17 Awesome Benefits Of Actually Being Friends With Your Roommates
Friendly roommates are scientifically proven to be more likely to share food they think you'll like. Especially if it's boxed-mix brownies.
By Ella Ceron
1. There’s no need for the passive-aggressive Post-It brigade — the beauty of being friends is that you can (and will) tell each other when you’re unhappy about something, and you know that something like them constantly using your favorite coffee mug is not something to go and get a new apartment lease over.
2. It’s like you have a built-in therapist, or at the very least, someone who will overhear you crying in your room, check to make sure you’re not like, committal, and let you cry it out if that’s what you need. And then they’ll make you talk. Because friends make you talk.
3. They will indulge your crazy, grandiose schemes for decorating the apartment, up to and including a Pinterest board the two of you share for brainstorming ideas.
4. Friendly roommates (friendmates? roomends?) are scientifically proven to be more likely to share food they think you’ll like. Especially if it’s boxed-mix brownies.
5. You have a built-in brunch buddy every single, ever-living weekend.
6. They will be honest and keep you from leaving the house looking like the trendy trainwreck exploded all over your person. Regular roommates don’t care. Regular roommates don’t notice. (And if they do, regular roommates might even shut up because they want you to look like a disaster zone.) Friendly roommates care, and will march you back into your room until you look a little less tragic.
7. You can agree upon a code to get one another out of awkward dates, weird partying scenarios, and/or mandatory work functions. Everyone needs that lifeline, and “my roommate locked herself out of the apartment and I need to go let her in!” is a pretty bulletproof excuse.
8. Sure, it’s great if your roommate has a pet — it’s like all the perks of having a pet, without actually having to take care of a pet. But when you and your roommate share a bond, it’s actually like you have a pet, because their pet bonds with you, too.
9. Friends understand that sometimes, you just need to live your life without pants. Weird people you found on Craigslist might make the situation far more awkward than being pantsless already was. (I mean, they might not, but they more than likely will.)
10. There’s no, “this is all my stuff, it is absolutely off-limits” between the two of you. Sure, there are always going to be a few sacred things you’d rather not share, but for the most part, asking to borrow an iron or some nail polish remover isn’t a big infringement on their space.
11. They will give you their opinion on the new romantic interest you brought home. They will be unflinchingly honest about this person. Which, yeah, kind of sucks to hear sometimes if you reeled in a dud, but it’s better that they give you this tough love now rather than have to deal with the shards of your heartbreak in three weeks.
12. Chances are much greater that they will respect your TV habits, and maybe even indulge in them with you. After all, friends often like the same things. (But even if they just categorically don’t “get” your devotion to The Mindy Project, it’s cool. This is what Hulu is for.)

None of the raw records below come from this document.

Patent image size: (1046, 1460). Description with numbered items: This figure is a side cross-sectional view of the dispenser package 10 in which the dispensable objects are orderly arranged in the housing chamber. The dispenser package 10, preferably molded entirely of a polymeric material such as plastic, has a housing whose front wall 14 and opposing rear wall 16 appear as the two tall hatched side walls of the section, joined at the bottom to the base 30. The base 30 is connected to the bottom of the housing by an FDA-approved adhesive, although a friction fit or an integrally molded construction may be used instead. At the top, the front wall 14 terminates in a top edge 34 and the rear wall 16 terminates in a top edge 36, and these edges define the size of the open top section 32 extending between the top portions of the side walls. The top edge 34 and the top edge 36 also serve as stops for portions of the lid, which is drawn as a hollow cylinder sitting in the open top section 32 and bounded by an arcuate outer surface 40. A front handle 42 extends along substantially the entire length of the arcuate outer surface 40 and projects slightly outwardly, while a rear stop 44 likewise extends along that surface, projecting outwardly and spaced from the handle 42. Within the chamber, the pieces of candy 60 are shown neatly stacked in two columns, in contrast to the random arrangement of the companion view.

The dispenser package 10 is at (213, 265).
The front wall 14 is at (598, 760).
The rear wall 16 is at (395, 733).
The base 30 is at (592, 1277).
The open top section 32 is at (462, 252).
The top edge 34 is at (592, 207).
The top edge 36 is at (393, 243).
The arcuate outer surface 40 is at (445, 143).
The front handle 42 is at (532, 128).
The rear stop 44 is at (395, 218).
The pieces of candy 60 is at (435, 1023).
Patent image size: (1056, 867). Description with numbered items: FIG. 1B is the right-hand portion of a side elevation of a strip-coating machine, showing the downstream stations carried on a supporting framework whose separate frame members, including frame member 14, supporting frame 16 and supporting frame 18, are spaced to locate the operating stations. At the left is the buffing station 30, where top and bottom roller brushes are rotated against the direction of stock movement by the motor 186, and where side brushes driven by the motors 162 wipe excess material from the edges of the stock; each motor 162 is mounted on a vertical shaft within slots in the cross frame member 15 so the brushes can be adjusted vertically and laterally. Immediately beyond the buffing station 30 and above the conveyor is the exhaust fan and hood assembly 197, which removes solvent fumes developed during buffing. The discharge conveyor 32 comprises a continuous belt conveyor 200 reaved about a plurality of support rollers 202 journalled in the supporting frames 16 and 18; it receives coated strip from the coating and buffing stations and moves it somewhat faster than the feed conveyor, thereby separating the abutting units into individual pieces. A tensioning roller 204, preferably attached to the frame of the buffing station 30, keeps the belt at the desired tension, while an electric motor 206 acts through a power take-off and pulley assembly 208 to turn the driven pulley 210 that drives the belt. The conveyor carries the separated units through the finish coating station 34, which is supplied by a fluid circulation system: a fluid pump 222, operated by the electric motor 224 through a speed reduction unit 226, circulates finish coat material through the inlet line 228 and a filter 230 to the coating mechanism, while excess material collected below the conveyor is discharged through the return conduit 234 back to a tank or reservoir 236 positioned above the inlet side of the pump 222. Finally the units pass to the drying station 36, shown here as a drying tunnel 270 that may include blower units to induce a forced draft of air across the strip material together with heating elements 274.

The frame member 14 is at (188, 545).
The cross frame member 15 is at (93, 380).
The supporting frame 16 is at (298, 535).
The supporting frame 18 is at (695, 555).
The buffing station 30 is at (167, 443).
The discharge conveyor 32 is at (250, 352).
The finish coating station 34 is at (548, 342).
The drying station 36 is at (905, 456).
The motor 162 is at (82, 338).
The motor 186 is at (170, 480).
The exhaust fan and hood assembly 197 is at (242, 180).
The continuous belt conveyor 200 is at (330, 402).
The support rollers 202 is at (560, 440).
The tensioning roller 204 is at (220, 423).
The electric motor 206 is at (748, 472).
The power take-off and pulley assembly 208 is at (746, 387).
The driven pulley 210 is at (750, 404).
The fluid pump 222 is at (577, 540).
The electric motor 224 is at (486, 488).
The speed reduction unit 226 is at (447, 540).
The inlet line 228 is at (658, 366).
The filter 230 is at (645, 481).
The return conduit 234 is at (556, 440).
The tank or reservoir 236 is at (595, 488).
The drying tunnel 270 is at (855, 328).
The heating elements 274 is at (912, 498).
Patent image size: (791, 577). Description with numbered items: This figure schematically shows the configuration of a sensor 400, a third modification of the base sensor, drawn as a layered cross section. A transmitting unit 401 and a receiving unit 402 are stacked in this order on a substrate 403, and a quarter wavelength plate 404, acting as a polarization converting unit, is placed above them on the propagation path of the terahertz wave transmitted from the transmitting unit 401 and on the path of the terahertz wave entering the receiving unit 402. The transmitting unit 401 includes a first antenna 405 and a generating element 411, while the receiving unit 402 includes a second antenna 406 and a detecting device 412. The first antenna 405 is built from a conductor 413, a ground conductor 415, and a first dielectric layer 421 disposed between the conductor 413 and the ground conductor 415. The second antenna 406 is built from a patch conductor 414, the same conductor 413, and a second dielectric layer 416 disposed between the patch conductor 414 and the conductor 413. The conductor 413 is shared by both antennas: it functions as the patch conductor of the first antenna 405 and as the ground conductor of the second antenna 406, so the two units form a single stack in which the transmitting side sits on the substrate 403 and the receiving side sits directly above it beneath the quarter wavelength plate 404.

13. It’s just so much less stressful to live with a friend than it is to live with a stranger. Even if you don’t start off knowing each other, if you put in the time and effort to build a little common ground, your home environment is going to be way less nerve-wracking.
14. You have a built-in plus-one to drag with you to parties and awkward social functions where you know literally no one else but are going because there’s an open bar. (And then you can nurse twin hangovers together on the couch, with delivery diner food and trashy TV reruns.)
15. You get to speculate on all the weird goings-on of your neighbors… together.
16. There’s good money to the idea that any gym or healthy-eating kick you take on, they’ll take on, too. You can even plan it together, overload your fridge with kale, watch it rot as you collectively cave and order pizza, but feel less bad about eating the pizza because hey, you’re not the only one with zero willpower. (But they’ll also keep you on the straight and narrow, and you can do the same to them.)
17. And some days, you just want to get home from a really trying day at work and have someone hug you. And they will do that for you. And it won’t be creepy. Because after all, you’re friends. And “I’m sorry that one client was gross today” hugs are best when they come from friends.